Existe um lugar erguido para lá das casas, cuja entrada está acessível apenas às mulheres. Nem todas o chegam a conhecer, mas crê-se que a natureza acaba por guiar até lá a maioria das espécimes, atribuindo-lhe desejos e instintos, e que, por isso, a humanidade tem nesse lugar a sua verdadeira morada.
Todos os filhos por nascer pairam nesse lugar, à espera da chegada das mulheres que os sonhem, escolham e suguem, assim, do ar até às suas barrigas de algodão. Algumas entram em lágrimas, outras desarrumam tudo com o seu riso e há ainda quem chegue desfeita, verdadeiramente miserável, sem qualquer emoção.
Na manhã em que a minha mãe pisou esse terreno, eu vi-a chegar e nunca mais deixei de a ver. Ela avançava em passos pequeninos, insegura, como uma criança assustada no meio de um bosque sombrio, e os olhos que eu ainda não tinha apaixonavam-se por ela.
Enquanto muitas outras mulheres entravam e logo saíam do lugar, mais preenchidas e pesadas, a minha mãe deixou-se por ali ficar durante muito tempo, quieta, sem ousar levantar os olhos e imaginar qualquer rosto de bebé. Parecia mentalizar-se, ganhar coragem ou pensar qualquer outra coisa que me atraía mas ainda não sabia compreender.
A cada noite, os olhos melindrados de verde daquela mulher preenchiam-me de felicidade. Sem que ela me olhasse, eu guardava a imagem daqueles olhos e sentia serem os mais belos do mundo. Tê-los inclinados na minha direcção seria o mais belo do mundo, acreditava eu com a fé que ainda não tinha.
Eu sei que as mulheres escolhem os filhos ainda sementes e os alimentam à luz dessa imagem até ao dia em que, por fim, os podem agarrar como fruto maduro junto ao peito. Contudo, a história inverte-se de quando a quando - foi o que aconteceu com a mulher de olhos verdes, pois ela nunca me havia sonhado e eu já a tinha escolhido como mãe.

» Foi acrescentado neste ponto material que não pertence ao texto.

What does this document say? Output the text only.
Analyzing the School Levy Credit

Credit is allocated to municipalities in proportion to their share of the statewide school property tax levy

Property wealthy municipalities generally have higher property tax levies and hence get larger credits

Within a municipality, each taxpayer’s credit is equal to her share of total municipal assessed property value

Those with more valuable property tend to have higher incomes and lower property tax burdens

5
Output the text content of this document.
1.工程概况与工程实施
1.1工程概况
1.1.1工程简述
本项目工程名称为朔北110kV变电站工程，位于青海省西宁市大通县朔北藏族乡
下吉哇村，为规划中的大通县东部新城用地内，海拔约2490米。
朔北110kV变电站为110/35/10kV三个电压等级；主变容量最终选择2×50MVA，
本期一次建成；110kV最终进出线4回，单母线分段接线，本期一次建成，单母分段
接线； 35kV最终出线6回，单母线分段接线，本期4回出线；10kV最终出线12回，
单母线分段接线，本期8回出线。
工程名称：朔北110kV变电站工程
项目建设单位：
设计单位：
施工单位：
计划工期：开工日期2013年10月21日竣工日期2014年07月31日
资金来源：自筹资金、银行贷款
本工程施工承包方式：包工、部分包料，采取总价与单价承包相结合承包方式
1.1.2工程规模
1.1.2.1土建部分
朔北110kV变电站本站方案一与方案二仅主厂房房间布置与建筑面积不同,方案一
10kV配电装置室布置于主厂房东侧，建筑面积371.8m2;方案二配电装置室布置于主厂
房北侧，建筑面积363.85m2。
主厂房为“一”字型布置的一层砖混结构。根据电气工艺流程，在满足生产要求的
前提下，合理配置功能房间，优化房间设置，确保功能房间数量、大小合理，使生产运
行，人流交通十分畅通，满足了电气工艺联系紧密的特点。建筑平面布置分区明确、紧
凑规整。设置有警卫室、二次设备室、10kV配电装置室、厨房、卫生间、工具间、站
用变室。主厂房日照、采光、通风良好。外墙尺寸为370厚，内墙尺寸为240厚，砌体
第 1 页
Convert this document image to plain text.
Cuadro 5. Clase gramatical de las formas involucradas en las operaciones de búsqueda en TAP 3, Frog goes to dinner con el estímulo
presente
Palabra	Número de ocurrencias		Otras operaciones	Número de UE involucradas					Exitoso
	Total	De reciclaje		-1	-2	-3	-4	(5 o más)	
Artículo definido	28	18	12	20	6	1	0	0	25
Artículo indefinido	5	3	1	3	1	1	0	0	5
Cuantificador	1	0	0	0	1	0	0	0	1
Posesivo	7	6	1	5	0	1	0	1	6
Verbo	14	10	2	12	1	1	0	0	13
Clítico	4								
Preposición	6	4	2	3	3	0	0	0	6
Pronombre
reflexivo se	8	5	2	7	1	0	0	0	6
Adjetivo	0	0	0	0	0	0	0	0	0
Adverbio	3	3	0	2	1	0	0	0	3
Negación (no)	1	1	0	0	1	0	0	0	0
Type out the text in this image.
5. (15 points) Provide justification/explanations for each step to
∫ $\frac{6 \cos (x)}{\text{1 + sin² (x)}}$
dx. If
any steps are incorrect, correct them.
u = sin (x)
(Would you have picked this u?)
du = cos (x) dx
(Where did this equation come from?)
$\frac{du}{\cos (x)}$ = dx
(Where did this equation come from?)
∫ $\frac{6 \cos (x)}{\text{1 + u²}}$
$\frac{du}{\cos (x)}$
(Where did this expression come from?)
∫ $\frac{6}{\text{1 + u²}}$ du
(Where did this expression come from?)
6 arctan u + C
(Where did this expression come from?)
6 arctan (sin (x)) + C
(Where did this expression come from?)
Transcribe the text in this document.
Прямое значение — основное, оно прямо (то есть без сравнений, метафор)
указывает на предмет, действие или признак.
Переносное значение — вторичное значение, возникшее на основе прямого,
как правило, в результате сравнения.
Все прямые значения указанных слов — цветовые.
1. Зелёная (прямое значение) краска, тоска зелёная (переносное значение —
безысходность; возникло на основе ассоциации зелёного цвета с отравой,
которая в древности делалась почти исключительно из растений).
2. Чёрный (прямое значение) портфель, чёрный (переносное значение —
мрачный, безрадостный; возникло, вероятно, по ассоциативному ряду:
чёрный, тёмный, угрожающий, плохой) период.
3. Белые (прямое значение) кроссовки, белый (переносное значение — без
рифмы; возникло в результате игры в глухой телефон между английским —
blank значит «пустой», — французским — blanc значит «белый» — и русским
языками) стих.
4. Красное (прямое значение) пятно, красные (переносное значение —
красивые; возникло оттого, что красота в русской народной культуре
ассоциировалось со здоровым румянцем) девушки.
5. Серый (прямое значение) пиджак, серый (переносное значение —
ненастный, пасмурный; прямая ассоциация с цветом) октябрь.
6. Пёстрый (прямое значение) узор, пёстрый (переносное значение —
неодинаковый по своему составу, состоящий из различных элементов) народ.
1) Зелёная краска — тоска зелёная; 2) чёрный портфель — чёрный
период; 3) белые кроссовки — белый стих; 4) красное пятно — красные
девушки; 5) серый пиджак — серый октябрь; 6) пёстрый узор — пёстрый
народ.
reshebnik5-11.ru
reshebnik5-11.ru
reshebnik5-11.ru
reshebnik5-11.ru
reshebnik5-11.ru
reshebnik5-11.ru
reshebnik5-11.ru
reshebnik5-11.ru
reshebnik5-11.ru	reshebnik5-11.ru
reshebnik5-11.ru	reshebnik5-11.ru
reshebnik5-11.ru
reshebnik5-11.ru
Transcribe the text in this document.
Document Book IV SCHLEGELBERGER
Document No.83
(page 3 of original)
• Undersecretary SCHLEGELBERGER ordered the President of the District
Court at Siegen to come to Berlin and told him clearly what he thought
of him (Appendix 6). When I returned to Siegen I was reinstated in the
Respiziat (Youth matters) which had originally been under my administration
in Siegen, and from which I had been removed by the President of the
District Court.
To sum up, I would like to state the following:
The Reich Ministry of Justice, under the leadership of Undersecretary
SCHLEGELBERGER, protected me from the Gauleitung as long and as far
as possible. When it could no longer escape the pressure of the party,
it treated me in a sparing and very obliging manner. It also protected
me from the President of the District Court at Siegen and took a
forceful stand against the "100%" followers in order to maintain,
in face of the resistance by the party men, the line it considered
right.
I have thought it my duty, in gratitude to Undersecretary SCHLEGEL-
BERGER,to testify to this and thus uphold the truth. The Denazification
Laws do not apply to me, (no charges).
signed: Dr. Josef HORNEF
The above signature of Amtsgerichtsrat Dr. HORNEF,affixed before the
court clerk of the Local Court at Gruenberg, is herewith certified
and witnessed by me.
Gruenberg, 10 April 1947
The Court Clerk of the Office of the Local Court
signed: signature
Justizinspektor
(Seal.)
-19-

Creio que sou muito mais mãe do que filha daquela mulher, pois toda a vida a vejo como uma criança abandonada no meio do bosque que me apaixona e que quero socorrer. E toda a vida continuo a pairar naquele lugar de origem, mesmo depois de ter mergulhado na sua barriga de algodão, desejosa de que ela me veja, que ainda me escolha.
Olha para mim, repito eu ardentemente com o coração que hoje tenho.